Whether you’re a chunky or creamy fan, peanut butter and its many forms comprise one of America’s favorite foods. Are you a new loyalist, make sure it Skippy, Jif, Peter Pan, Smucker’s, or an organic-only consumer? Normally, Americans consume more than six pounds of peanut products every year, worth more than $2 billion at the retail level. Peanut butter accounts for about half of the U.S. edible use of peanuts-accounting for $850 million in retail sales every year.
The peanut plant could be traced back to Peru and Brazil in South America around 3,500 years ago. (Along with the French just never really got it.)
History tells us that it was not until the early 1800s that peanuts were grown commercially in the USA, and definitely showed up at the dinner table of foodie president Thomas Jefferson, likely in the form of peanut soup, a delicacy in Southern areas. Civil War Confederate soldiers welcomed boiled peanuts as a change from hardtack and beef jerky. First cultivated chiefly for its oil, they were originally regarded as fodder for livestock and the bad, like so many other now-popular foods. Technically not nuts, peanuts are a part of the legume family and grown underground in pods, along with peas and beans.
Street vendors soon followed, selling roasted peanuts from carts, and they became a staple in taverns and at baseball games. (Throwing the bags to anxious customers became an art form.)
As with a number of other popular foods, peanut butter was first introduced at the St. Louis World’s Fair in 1904 but essentially still had to be produced by hand.
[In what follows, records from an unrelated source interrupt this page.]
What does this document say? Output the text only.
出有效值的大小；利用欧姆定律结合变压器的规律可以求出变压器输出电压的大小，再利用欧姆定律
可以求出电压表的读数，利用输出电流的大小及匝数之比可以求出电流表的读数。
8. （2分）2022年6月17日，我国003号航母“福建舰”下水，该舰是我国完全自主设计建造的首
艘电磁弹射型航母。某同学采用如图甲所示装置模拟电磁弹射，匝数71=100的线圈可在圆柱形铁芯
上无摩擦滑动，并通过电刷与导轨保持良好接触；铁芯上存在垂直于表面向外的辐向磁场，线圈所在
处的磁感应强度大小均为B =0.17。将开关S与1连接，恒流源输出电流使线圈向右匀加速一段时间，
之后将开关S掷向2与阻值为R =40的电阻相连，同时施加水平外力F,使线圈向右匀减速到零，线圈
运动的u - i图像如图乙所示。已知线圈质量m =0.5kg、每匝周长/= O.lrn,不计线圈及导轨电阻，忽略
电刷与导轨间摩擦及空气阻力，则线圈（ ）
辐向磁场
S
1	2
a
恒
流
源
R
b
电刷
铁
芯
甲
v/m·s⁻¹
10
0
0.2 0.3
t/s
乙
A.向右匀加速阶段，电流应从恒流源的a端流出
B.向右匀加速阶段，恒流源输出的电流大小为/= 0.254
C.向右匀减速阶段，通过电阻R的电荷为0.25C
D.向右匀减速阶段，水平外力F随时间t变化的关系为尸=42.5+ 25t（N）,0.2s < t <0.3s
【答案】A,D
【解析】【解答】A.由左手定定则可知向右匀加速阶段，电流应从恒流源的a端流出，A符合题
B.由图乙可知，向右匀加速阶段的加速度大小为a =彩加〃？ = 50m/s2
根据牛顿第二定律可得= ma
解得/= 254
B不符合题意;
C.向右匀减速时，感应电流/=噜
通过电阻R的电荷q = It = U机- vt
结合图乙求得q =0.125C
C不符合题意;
Dr. George Washington Carver is unquestionably the father of the peanut industry, starting in 1903 with his landmark research. He recommended that farmers rotate their cotton crops with peanuts that replenished the nitrogen content in the soil that cotton depleted. In his inaugural research, he discovered hundreds of uses for the humble peanut.
Although it is thought that the Inca Indians in South America ground peanuts centuries ago (we know for certain they weren’t spreading it on white bread with grape jelly), credit is usually given to Dr. John Harvey Kellogg (of corn flakes fame) for creating the first peanut butter in 1895 for his elderly patients who had difficulty chewing other proteins.
In the U.S. peanuts would be the 12th most valuable cash crop and have an annual farm value of over one billion dollars. They’re an easy, low-maintenance crop, nutritious, inexpensive, weatherproof and just plain yummy. What do possums eat? Some of the more popular applications include:
Brittle + additional candies
Baking and biscuits
Snacks, both roasted or boiled, in-shell or no-shell
Not to be forgotten is peanut oil, which is a highly regarded form of cooking oil, due to its ability to withstand higher temperatures and the added advantage that food does not hold any peanut flavor after cooking.
Sadly, because of rise in allergies, peanuts are disappearing from sporting events and other venues, and some airlines replaced them years ago with more economical pretzels. But no matter how you enjoy them, in their simplest form, coated in chocolate or mixed into your favorite dishes, this hot snack and sandwich filling crosses all economic and age barriers. We’ve gone , all right. And for those who are allergic, you have our heartfelt sympathy.